MHD patients were divided in two subgroups, based on dialysis technique: 44 out of 103 patients underwent to HD and 59 patients were on HDF therapy. HD patients were treated with 1.5–2.0 m2 surface area polysulphone or polyamide hollow-fiber hemodialysers, whereas 1.4–2.1 m2 polysulphone or polyamide hollow-fiber dialyser membranes were used in the HDF group. All patients underwent 4 h three times/week dialysis protocol, with a well-functioning native artero–venous fistula or a cuffed internal jugular indwelling venous catheter, as vascular access. All uremic patients were characterized according to sex, age and dialytic vintage; hemodialysis adequacy was assessed with spKt/Vurea and total weekly Kt/Vurea using the Daugirdas second-generation formula.37

e-GST activity

e-GST activity was determined with a spectrophotometric assay at 340 nm (37 °C), using a Modular P800 (Roche, Basel, Switzerland) automated apparatus recently described.24 Briefly, one volume (40 μl) of whole blood was diluted in 25 volumes (1 ml) of bi-distilled water and after 5 min introduced into the Modular P800, final volume containing 1 mM glutathione (GSH), 1 mM 1-chloro-2,4-dinitrobenzene (CDNB) in 0.1 M potassium phosphate buffer, pH 6.5. Results were expressed as enzyme units (U) per gram of Hb (U/gHb): one unit represents the amount of enzyme that catalyzes the conjugation of 1 μM of GSH to CDNB in 1 min at 37 °C. The Hb level was determined with an automated hematology analyzer XE-2100 (Dasit, Milano, Italy). To calculate Kt/Vurea, urea was assayed by nephelometric methods (BN IITM BNHTM nephelometer, Siemens Healthcare Diagnostics, Milano, Italy).

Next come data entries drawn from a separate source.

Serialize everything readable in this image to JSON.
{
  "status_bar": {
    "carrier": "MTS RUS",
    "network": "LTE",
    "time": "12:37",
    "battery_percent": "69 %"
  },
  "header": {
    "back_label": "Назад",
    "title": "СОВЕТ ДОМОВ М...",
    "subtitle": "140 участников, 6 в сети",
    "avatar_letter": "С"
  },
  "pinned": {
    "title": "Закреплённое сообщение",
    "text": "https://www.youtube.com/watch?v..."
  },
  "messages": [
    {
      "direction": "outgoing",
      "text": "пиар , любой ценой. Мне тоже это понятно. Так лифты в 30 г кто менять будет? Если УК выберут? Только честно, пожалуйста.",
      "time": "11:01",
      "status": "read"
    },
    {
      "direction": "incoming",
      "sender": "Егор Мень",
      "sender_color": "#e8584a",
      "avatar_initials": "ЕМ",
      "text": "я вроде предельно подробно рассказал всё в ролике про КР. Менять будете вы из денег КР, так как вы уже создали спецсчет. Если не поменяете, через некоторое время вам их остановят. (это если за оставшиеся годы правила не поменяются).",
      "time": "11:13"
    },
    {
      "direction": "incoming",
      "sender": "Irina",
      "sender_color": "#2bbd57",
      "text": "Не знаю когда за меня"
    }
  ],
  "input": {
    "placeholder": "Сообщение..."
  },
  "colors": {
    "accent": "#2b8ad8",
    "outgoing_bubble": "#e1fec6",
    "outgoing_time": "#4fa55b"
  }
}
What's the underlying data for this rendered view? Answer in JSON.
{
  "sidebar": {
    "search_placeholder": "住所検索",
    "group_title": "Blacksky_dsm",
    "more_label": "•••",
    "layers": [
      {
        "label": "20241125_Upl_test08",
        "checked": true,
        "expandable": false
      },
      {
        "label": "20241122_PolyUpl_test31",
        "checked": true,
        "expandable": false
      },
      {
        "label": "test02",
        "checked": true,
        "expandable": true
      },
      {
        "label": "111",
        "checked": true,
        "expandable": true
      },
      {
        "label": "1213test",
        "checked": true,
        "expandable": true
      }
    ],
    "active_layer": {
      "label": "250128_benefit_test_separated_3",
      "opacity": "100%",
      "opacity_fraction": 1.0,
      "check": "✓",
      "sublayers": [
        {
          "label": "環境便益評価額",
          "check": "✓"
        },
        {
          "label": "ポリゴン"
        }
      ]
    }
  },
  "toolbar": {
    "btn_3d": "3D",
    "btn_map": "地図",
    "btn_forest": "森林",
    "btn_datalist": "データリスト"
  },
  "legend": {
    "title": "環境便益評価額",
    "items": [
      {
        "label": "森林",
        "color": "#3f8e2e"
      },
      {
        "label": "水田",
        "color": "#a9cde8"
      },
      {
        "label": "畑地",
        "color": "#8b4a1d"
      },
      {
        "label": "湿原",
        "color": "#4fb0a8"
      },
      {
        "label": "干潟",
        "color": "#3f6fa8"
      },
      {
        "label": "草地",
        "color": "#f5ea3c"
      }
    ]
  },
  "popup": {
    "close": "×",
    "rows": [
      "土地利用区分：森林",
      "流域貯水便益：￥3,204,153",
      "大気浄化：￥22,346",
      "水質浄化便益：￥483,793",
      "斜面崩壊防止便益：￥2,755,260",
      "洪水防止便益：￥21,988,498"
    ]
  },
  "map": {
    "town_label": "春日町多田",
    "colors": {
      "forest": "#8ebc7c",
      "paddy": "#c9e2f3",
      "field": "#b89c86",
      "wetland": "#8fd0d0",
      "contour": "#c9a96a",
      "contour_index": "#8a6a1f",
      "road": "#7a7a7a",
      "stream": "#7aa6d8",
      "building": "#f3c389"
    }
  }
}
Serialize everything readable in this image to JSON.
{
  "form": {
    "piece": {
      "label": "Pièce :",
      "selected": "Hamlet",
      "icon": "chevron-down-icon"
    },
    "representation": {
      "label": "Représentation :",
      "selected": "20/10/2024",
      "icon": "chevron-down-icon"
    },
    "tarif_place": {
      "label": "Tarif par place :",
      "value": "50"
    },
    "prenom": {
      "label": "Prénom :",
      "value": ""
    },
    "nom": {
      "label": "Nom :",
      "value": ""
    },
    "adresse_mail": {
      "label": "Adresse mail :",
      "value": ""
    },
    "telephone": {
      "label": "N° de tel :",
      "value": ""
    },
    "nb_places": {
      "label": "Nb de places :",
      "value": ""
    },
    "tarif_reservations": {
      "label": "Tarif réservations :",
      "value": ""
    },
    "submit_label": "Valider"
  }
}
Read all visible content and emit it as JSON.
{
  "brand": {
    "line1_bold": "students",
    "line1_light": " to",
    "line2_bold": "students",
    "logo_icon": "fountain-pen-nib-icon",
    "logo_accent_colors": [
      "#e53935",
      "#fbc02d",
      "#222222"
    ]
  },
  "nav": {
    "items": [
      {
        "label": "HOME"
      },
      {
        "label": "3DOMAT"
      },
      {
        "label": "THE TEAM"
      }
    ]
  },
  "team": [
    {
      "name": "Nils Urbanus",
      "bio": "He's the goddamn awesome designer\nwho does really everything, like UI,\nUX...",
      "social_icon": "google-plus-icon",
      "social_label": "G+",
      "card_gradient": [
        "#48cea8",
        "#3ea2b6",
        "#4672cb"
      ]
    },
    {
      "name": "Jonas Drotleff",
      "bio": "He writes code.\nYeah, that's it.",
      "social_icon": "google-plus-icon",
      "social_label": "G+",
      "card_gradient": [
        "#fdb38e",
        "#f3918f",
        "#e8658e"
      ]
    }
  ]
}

Purification of e-GST and its reaction with DNDGIC

e-GST purification from hemolyzed erythrocytes of healthy and dialyzed patients was performed with a single-step affinity chromatography method using S-hexylglutathione Sepharose 6B.38 Protein concentration was determined using the procedure described by Lowry et al.39 Dinitrosyl–diglutathionyl–iron complex (DNDGIC) was prepared as described previously by reacting S-nitrosoglutathione with ferrous sulphate in the presence of 10 mM GSH.29, 30 Its reaction with purified e-GST, from healthy or dialyzed subjects, was performed in 0.01 M potassium phosphate buffer, pH 7.0 by adding variable amounts of DNDGIC. After 1 min of incubation, the degree of inhibition was evaluated on aliquots with the standard assay procedure for GST activity.

Statistical analysis

All data were expressed as mean±S.E.M. P values reported in the text and in tables have been estimated on the basis of the mean±S.D. Unpaired t test was employed to compare the data between various groups; non parameter variables were analyzed by Mann–Whitney test. A value of P<0.05 was considered statistically significant. To study the linear relationship between e-GST activity and other variables, non parametric correlation (Spearman p) was used. Data were processed using statistical software MedCalc (Mariakerke, Belgium).